Dan dengan niat itulah ibadah dapat dibedakan dengan adat atau sekedar kebiasaan, dan juga dengan niat dapat dibedakan ibadah yang satu dari yang lain, sesuai dengan pendapat dari golongan Hambali yang menyebut niat sebagai syarat dan golongan Syafi’i yang menyebutnya sebagai rukun sebagaimana pendapat yang masyhur dari golongan Malik sebagaimana diterangkan pada “rukun-rukun shalat”.
Pada bagian yang lalu yaitu tentang pembahasan masalah niat telah diketahui tentang perbedaan antara syarat dan rukun. Dan bahwasannya sesuatu itu tidak sah tanpa syarat dan rukun tersebut. Dengan demikian menurut pendapat empat madzhab, tidak sah shalat tanpa niat.
Adapun mengenai niat itu sebagai syarat yang berada diluar shalat atau sebagai rukun yang berada didalam shalat sebagai juz atau bagiannya adalah merupakan masalah yang khusus bagi para penuntut ilmu yang ingin mengetahui secara mendalam tentang seluk beluk sesuatu.
Golongan Hanafiyyah tidak menyebutkan bahwa “masuk waktu shalat” sebagai syarat wajib dan tidak pula menyebutnya sebagai syarat sah. Yang demikian itu karena mereka berpendapat bahwa “masuk waktu” adalh sebagai syarat melaksanakan shalat bukan syarat shalat itu sendiri, sebagaimana telah diterangkan pada bab tayamum.
4.      Madzhab Hambali (Al Hanabilah)
Mereka tidak membagi syarat shalat kecuali syarat wajib dan syarat sah, sebagaimana pendapat golongan lain.
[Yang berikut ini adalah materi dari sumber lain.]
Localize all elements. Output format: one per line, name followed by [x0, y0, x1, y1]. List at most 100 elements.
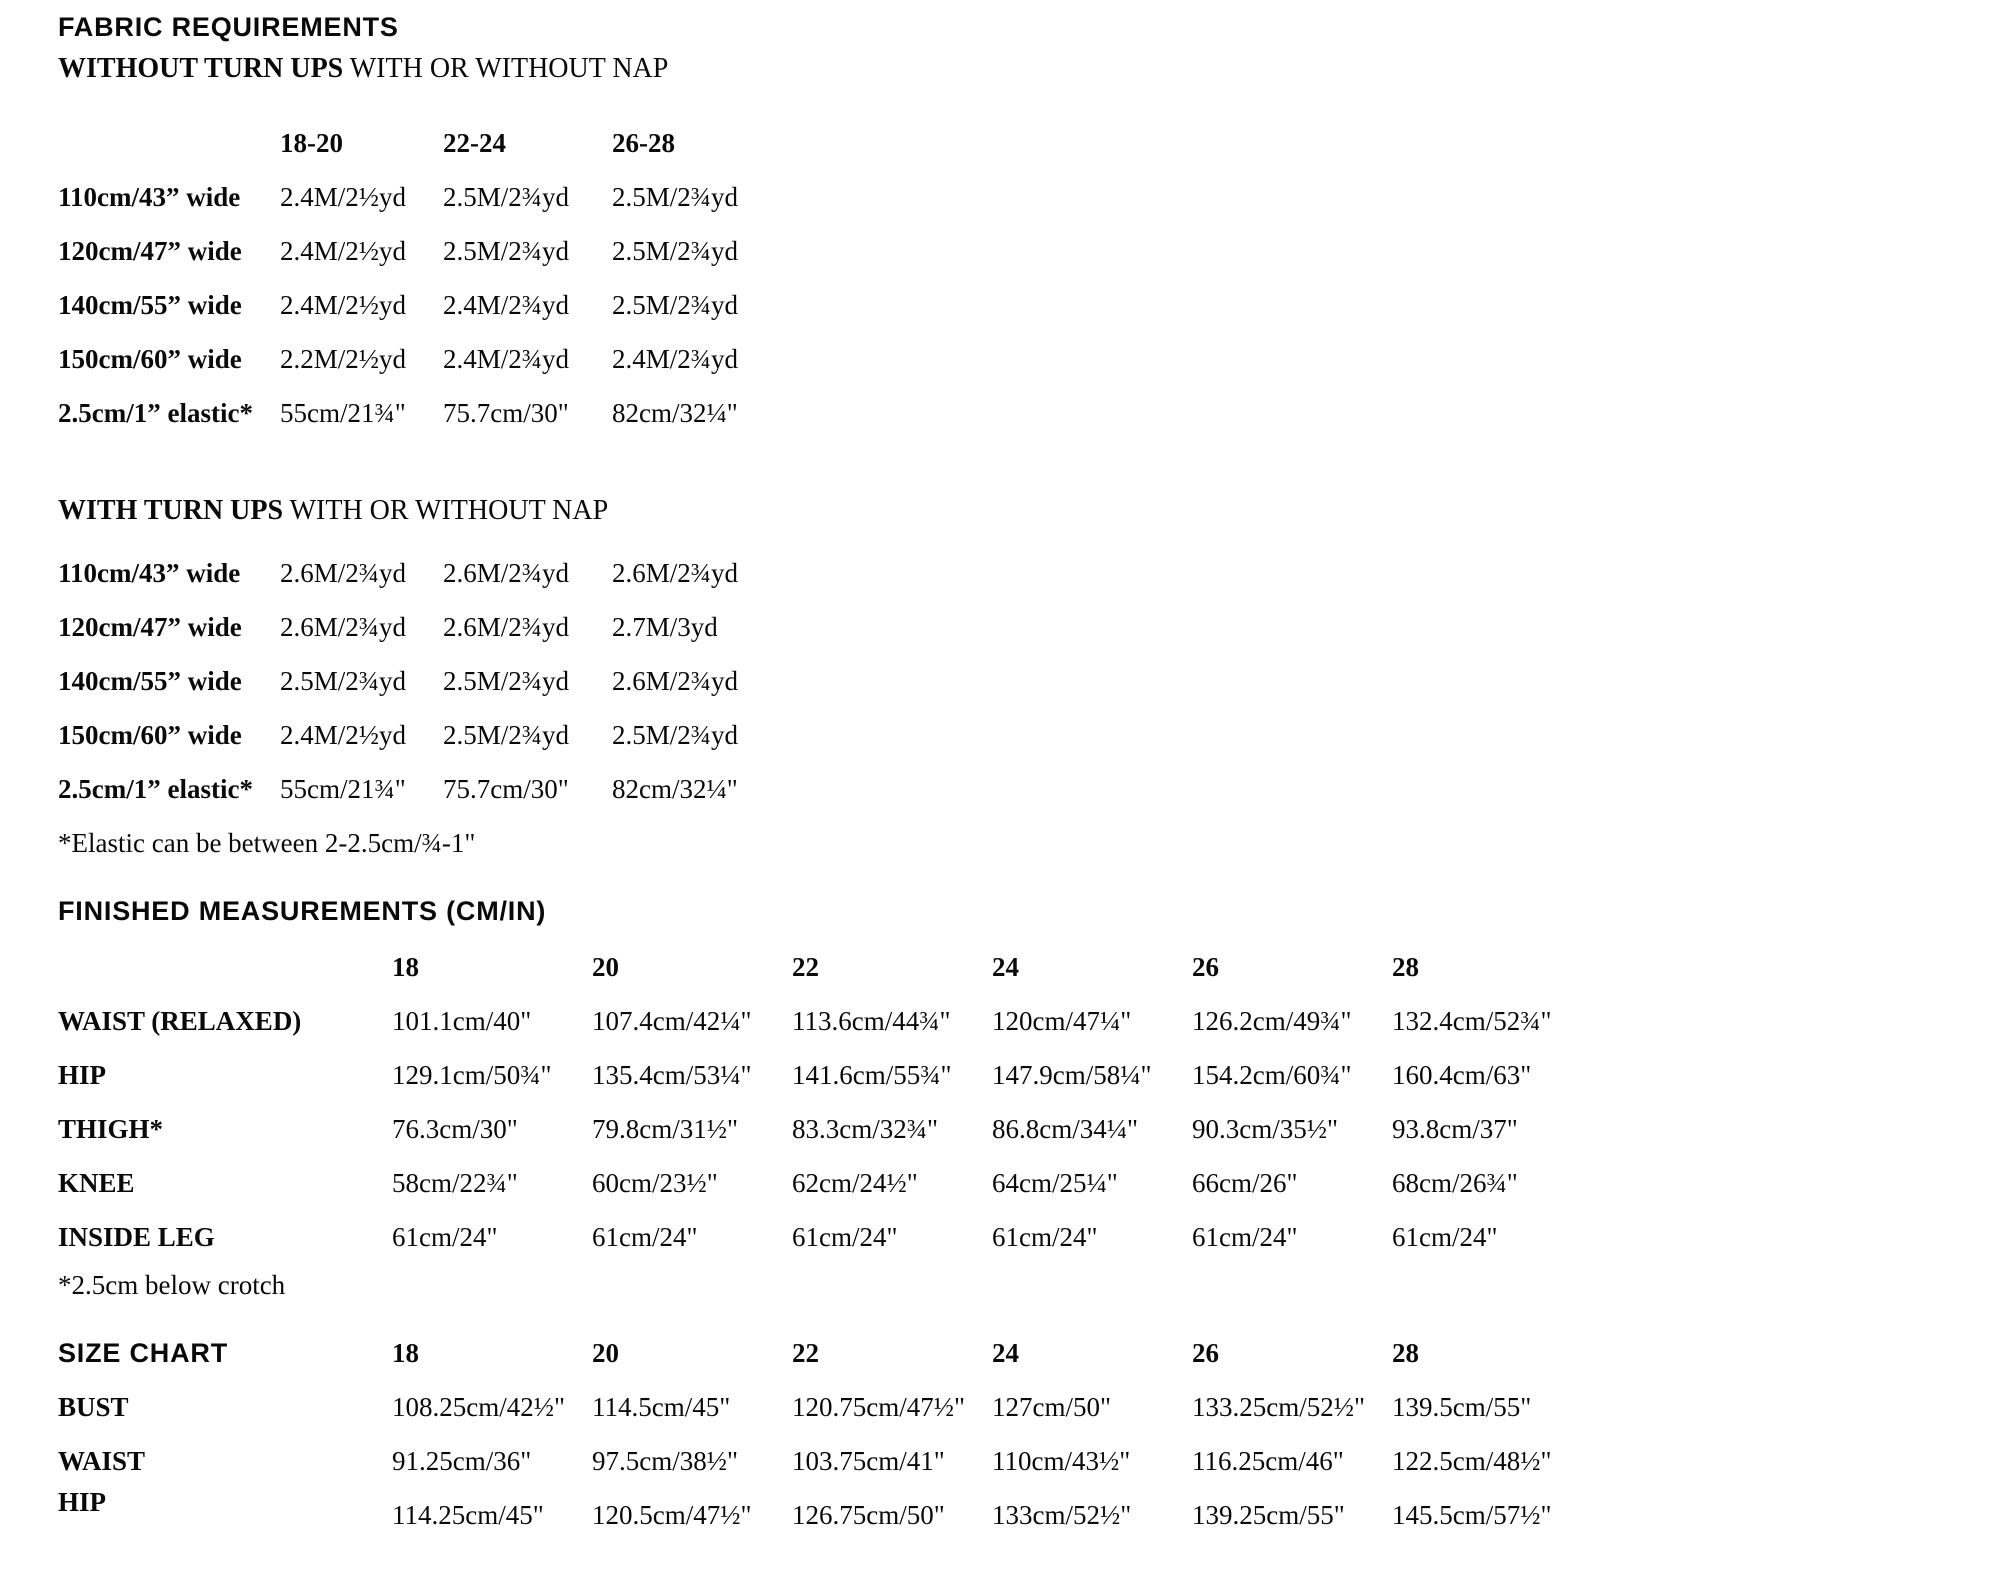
- fabric-table-without-turn-ups: 18-20 22-24 26-28 110cm/43” wide 2.4M/2½yd 2.…: [58, 116, 738, 440]
- cell-value: 2.5M/2¾yd: [443, 181, 570, 212]
- column-header: 28: [1392, 1337, 1419, 1368]
- cell-value: 133cm/52½": [992, 1499, 1132, 1530]
- cell-value: 61cm/24": [992, 1221, 1098, 1252]
- cell-value: 135.4cm/53¼": [592, 1059, 752, 1090]
- table-row: WAIST (RELAXED) 101.1cm/40" 107.4cm/42¼" 11…: [58, 994, 1552, 1048]
- cell-value: 2.6M/2¾yd: [612, 665, 739, 696]
- table-row: 2.5cm/1” elastic* 55cm/21¾" 75.7cm/30" 82cm…: [58, 762, 738, 816]
- column-header: 24: [992, 951, 1019, 982]
- table-row: 140cm/55” wide 2.4M/2½yd 2.4M/2¾yd 2.5M/2¾y…: [58, 278, 738, 332]
- cell-value: 76.3cm/30": [392, 1113, 518, 1144]
- row-label: 140cm/55” wide: [58, 665, 242, 696]
- cell-value: 120.75cm/47½": [792, 1391, 966, 1422]
- cell-value: 2.6M/2¾yd: [612, 557, 739, 588]
- cell-value: 120cm/47¼": [992, 1005, 1132, 1036]
- cell-value: 68cm/26¾": [1392, 1167, 1518, 1198]
- row-label: 150cm/60” wide: [58, 343, 242, 374]
- cell-value: 55cm/21¾": [280, 773, 406, 804]
- column-header: 26-28: [612, 127, 675, 158]
- cell-value: 90.3cm/35½": [1192, 1113, 1339, 1144]
- cell-value: 2.5M/2¾yd: [612, 235, 739, 266]
- cell-value: 2.4M/2¾yd: [443, 289, 570, 320]
- cell-value: 60cm/23½": [592, 1167, 718, 1198]
- row-label: HIP: [58, 1486, 107, 1517]
- cell-value: 154.2cm/60¾": [1192, 1059, 1352, 1090]
- cell-value: 93.8cm/37": [1392, 1113, 1518, 1144]
- cell-value: 103.75cm/41": [792, 1445, 945, 1476]
- table-header-row: 18 20 22 24 26 28: [58, 940, 1552, 994]
- cell-value: 160.4cm/63": [1392, 1059, 1532, 1090]
- cell-value: 61cm/24": [1392, 1221, 1498, 1252]
- column-header: 18: [392, 951, 419, 982]
- row-label: 110cm/43” wide: [58, 181, 241, 212]
- cell-value: 139.25cm/55": [1192, 1499, 1345, 1530]
- table-row: HIP 114.25cm/45" 120.5cm/47½" 126.75cm/50" 1…: [58, 1486, 1552, 1542]
- with-turn-ups-title-bold: WITH TURN UPS: [58, 495, 284, 526]
- cell-value: 2.5M/2¾yd: [443, 235, 570, 266]
- table-row: 2.5cm/1” elastic* 55cm/21¾" 75.7cm/30" 82cm…: [58, 386, 738, 440]
- column-header: 22-24: [443, 127, 506, 158]
- cell-value: 86.8cm/34¼": [992, 1113, 1139, 1144]
- column-header: 20: [592, 1337, 619, 1368]
- cell-value: 61cm/24": [792, 1221, 898, 1252]
- cell-value: 2.6M/2¾yd: [443, 557, 570, 588]
- cell-value: 97.5cm/38½": [592, 1445, 739, 1476]
- cell-value: 2.5M/2¾yd: [612, 719, 739, 750]
- table-row: 120cm/47” wide 2.6M/2¾yd 2.6M/2¾yd 2.7M/3yd: [58, 600, 738, 654]
- cell-value: 58cm/22¾": [392, 1167, 518, 1198]
- cell-value: 83.3cm/32¾": [792, 1113, 939, 1144]
- cell-value: 75.7cm/30": [443, 397, 569, 428]
- row-label: 120cm/47” wide: [58, 235, 242, 266]
- table-row: HIP 129.1cm/50¾" 135.4cm/53¼" 141.6cm/55¾" 1…: [58, 1048, 1552, 1102]
- thigh-footnote: *2.5cm below crotch: [58, 1270, 286, 1300]
- cell-value: 114.5cm/45": [592, 1391, 731, 1422]
- cell-value: 2.6M/2¾yd: [443, 611, 570, 642]
- cell-value: 133.25cm/52½": [1192, 1391, 1366, 1422]
- cell-value: 2.5M/2¾yd: [280, 665, 407, 696]
- with-turn-ups-title: WITH TURN UPS WITH OR WITHOUT NAP: [58, 494, 608, 528]
- cell-value: 2.4M/2½yd: [280, 181, 407, 212]
- table-row: THIGH* 76.3cm/30" 79.8cm/31½" 83.3cm/32¾" 86…: [58, 1102, 1552, 1156]
- cell-value: 113.6cm/44¾": [792, 1005, 951, 1036]
- row-label: 2.5cm/1” elastic*: [58, 773, 253, 804]
- cell-value: 2.5M/2¾yd: [612, 181, 739, 212]
- table-row: 140cm/55” wide 2.5M/2¾yd 2.5M/2¾yd 2.6M/2¾y…: [58, 654, 738, 708]
- cell-value: 141.6cm/55¾": [792, 1059, 952, 1090]
- row-label: THIGH*: [58, 1113, 164, 1144]
- cell-value: 2.6M/2¾yd: [280, 557, 407, 588]
- cell-value: 122.5cm/48½": [1392, 1445, 1552, 1476]
- cell-value: 139.5cm/55": [1392, 1391, 1532, 1422]
- row-label: 150cm/60” wide: [58, 719, 242, 750]
- size-chart-table: SIZE CHART 18 20 22 24 26 28 BUST 108.25cm/42½" 1…: [58, 1326, 1552, 1542]
- without-turn-ups-title-bold: WITHOUT TURN UPS: [58, 53, 344, 84]
- cell-value: 62cm/24½": [792, 1167, 918, 1198]
- cell-value: 2.5M/2¾yd: [443, 665, 570, 696]
- cell-value: 75.7cm/30": [443, 773, 569, 804]
- without-turn-ups-title: WITHOUT TURN UPS WITH OR WITHOUT NAP: [58, 52, 668, 86]
- table-row: 120cm/47” wide 2.4M/2½yd 2.5M/2¾yd 2.5M/2¾y…: [58, 224, 738, 278]
- column-header: 26: [1192, 951, 1219, 982]
- column-header: 28: [1392, 951, 1419, 982]
- row-label: 2.5cm/1” elastic*: [58, 397, 253, 428]
- cell-value: 147.9cm/58¼": [992, 1059, 1152, 1090]
- table-header-row: 18-20 22-24 26-28: [58, 116, 738, 170]
- cell-value: 91.25cm/36": [392, 1445, 532, 1476]
- cell-value: 126.75cm/50": [792, 1499, 945, 1530]
- column-header: 18-20: [280, 127, 343, 158]
- row-label: INSIDE LEG: [58, 1221, 215, 1252]
- cell-value: 108.25cm/42½": [392, 1391, 566, 1422]
- table-row: INSIDE LEG 61cm/24" 61cm/24" 61cm/24" 61cm/2…: [58, 1210, 1552, 1264]
- fabric-table-with-turn-ups: 110cm/43” wide 2.6M/2¾yd 2.6M/2¾yd 2.6M/2¾y…: [58, 546, 738, 816]
- cell-value: 129.1cm/50¾": [392, 1059, 552, 1090]
- column-header: 26: [1192, 1337, 1219, 1368]
- cell-value: 145.5cm/57½": [1392, 1499, 1552, 1530]
- elastic-footnote: *Elastic can be between 2-2.5cm/¾-1": [58, 828, 476, 858]
- table-row: 110cm/43” wide 2.6M/2¾yd 2.6M/2¾yd 2.6M/2¾y…: [58, 546, 738, 600]
- cell-value: 61cm/24": [1192, 1221, 1298, 1252]
- table-row: KNEE 58cm/22¾" 60cm/23½" 62cm/24½" 64cm/25¼"…: [58, 1156, 1552, 1210]
- row-label: 110cm/43” wide: [58, 557, 241, 588]
- table-row: 110cm/43” wide 2.4M/2½yd 2.5M/2¾yd 2.5M/2¾y…: [58, 170, 738, 224]
- cell-value: 2.7M/3yd: [612, 611, 718, 642]
- cell-value: 2.2M/2½yd: [280, 343, 407, 374]
- cell-value: 82cm/32¼": [612, 397, 738, 428]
Bahwa menurut mereka syarat-syarat itu ada sembilan, yaitu:
a)      Islam
b)      Berakal
c)      Tamyiz (dapat membedakan)
d)     Suci dari hadats apabila mampu
e)      Menutup aurat
f)       Menjauhi najis baik dari badan, pakaian maupun tempat
g)      Niat
h)      Menghadap kiblat
i)        Memasuki waktunya
Mereka berpendapat bahwa semua ini adalah sebagai syarat sah. Sebagaimana dalam QS An Nisaa’:103.
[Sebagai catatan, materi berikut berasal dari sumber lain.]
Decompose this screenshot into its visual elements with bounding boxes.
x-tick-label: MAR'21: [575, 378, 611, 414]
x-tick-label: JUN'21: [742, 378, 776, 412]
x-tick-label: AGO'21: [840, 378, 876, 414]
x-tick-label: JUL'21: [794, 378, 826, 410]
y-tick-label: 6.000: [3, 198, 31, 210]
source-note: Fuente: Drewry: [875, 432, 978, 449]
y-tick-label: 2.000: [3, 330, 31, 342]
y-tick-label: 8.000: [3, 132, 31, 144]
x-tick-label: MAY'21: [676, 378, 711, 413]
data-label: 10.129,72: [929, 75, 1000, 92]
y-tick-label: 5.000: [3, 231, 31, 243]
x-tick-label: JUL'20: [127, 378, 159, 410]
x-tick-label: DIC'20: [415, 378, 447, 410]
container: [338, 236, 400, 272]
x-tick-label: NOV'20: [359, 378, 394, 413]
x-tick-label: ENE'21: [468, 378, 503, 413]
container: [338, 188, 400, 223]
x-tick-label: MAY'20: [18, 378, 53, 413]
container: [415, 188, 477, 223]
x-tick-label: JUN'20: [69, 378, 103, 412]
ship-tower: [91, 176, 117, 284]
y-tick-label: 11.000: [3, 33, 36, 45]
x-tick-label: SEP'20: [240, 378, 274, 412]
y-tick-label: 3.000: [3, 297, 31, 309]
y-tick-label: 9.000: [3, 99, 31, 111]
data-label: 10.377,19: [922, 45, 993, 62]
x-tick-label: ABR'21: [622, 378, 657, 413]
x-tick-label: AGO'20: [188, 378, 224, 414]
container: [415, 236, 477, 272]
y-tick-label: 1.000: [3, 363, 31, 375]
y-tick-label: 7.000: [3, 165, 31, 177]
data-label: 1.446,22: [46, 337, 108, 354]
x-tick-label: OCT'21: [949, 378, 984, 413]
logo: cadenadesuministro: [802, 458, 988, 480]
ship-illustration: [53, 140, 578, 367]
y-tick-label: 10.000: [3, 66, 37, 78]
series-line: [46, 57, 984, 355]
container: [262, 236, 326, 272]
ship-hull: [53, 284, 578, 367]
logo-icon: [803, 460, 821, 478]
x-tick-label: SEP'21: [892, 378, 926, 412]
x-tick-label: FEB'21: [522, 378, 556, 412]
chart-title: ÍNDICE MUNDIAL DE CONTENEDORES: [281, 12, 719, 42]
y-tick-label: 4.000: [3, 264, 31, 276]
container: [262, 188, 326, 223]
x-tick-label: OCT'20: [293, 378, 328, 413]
Arti lafal “kitaaban” adalah diwajibkan dan difardhukan. Sedangkan arti lafal “mauquutan” adalah yang dibatasi dengan waktu-waktu tertentu. Dari ayat tersebut dapat digambarkan seakan-akan Allah berfirman bahwa shalat itu fardhu atas orang-orang islam pada waktu-waktu yang telah ditentukan, dan Nabi Muhammad SAW. Mendapat perintah dari Allah SWT. Supaya menerangkan dan menjelaskan pada umat manusia mengenai apa yang diturunkan oleh Allah kepada Beliau.
Allah SWT sungguh telah menberikan taklif (beban) kepad orang-orang yang beriman untuk mendirikan shalat, dimana taklif ini banyak disebutkan dalam ayat-ayat Al Qur’an.
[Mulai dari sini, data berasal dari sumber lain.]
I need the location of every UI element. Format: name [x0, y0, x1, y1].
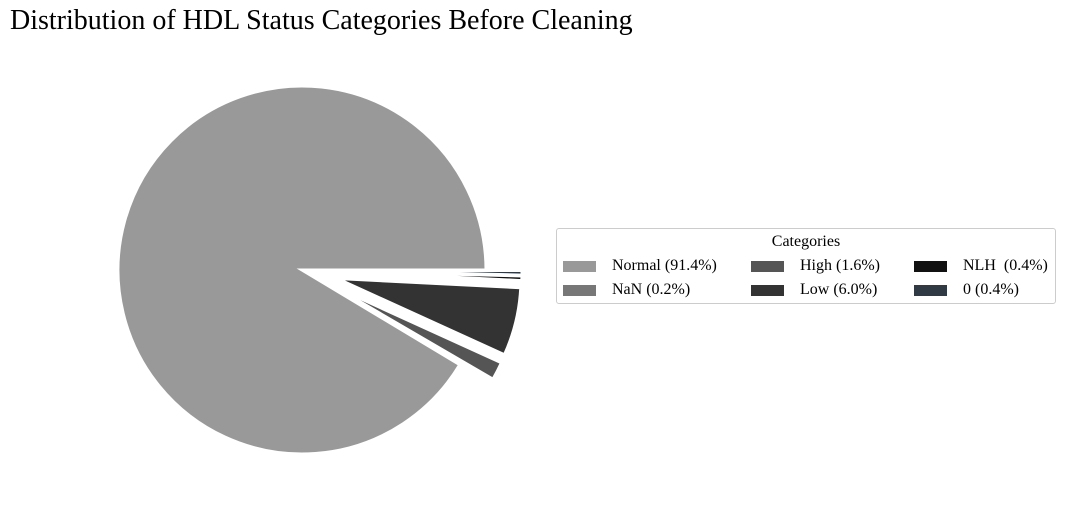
legend: Categories Normal (91.4%) NaN (0.2%) Hig… — [556, 228, 1056, 304]
legend-label-high: High (1.6%) — [800, 257, 880, 274]
legend-swatch-nlh — [914, 260, 947, 272]
pie-slice-normal — [116, 84, 488, 456]
pie-slice-high — [333, 285, 504, 382]
legend-swatch-zero — [914, 284, 947, 296]
legend-item-zero: 0 (0.4%) — [914, 281, 1019, 299]
legend-title: Categories — [771, 233, 841, 250]
chart-title: Distribution of HDL Status Categories Be… — [10, 5, 633, 36]
legend-swatch-nan — [563, 284, 596, 296]
legend-swatch-high — [751, 260, 784, 272]
pie-slice-low — [336, 277, 523, 357]
legend-item-nlh: NLH (0.4%) — [914, 257, 1048, 275]
legend-item-normal: Normal (91.4%) — [563, 257, 717, 275]
legend-swatch-low — [751, 284, 784, 296]
legend-item-nan: NaN (0.2%) — [563, 281, 690, 299]
legend-label-low: Low (6.0%) — [800, 281, 878, 298]
pie-slice-nan — [332, 287, 495, 386]
legend-item-high: High (1.6%) — [751, 257, 880, 275]
legend-item-low: Low (6.0%) — [751, 281, 877, 299]
pie-slice-zero — [337, 268, 524, 277]
legend-swatch-normal — [563, 260, 596, 272]
legend-label-nan: NaN (0.2%) — [612, 281, 691, 298]
legend-label-zero: 0 (0.4%) — [963, 281, 1019, 298]
legend-label-nlh: NLH (0.4%) — [963, 257, 1048, 274]
legend-label-normal: Normal (91.4%) — [612, 257, 717, 274]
Mungkin ad sebagian orang yang mengatakan bahwa yang ditegaskan oleh A Qur’an adalah mengenai kefardhuan shalat, sedangkan jumlah yang lima waktu dan dengan cara yang tertentu tidak ada dalilnya dalam Al Qur’an. Jawabannya adalah bahwa Al Qur’an telah memerintahkan Nabi untuk menjelaskan pada umat manusia apa yang diturunkan oleh Allah SWT kepada mereka. Dan Allah memerintahkan kepada umat manusia untuk mengikuti apa yang dibawa oleh Nabi kepada mereka.
Karena itulah maka para imam ijma’ (sepakat) bahwa shalat fardhu ada lima, yaitu dzuhur, ashar, maghrib, isya, subuh. Hanya saja yang menjadi perselisihan diantara mereka adalah mengenai batas-batas waktunya.
Sebagian dari mereka misalnya, ada yang mengatakan bahwa waktu itu terbagi menjadi waktu dharuri dan waktu ikhtiari. Mereka ini adalah golongan malik. Dan sebagian diantara mereka lagi ada yang berpendapat bahwa waktu dzuhur itu habis apabila bayangan telah sepadan dengan benda yang berbayangan tersebut. Sebagian yang lain lagi berpendapat bahwa waktu dzuhur itu habis ketika bayangan mencapai dua kali dari benda yang berbayangan tersebut. Demikian seterusnya.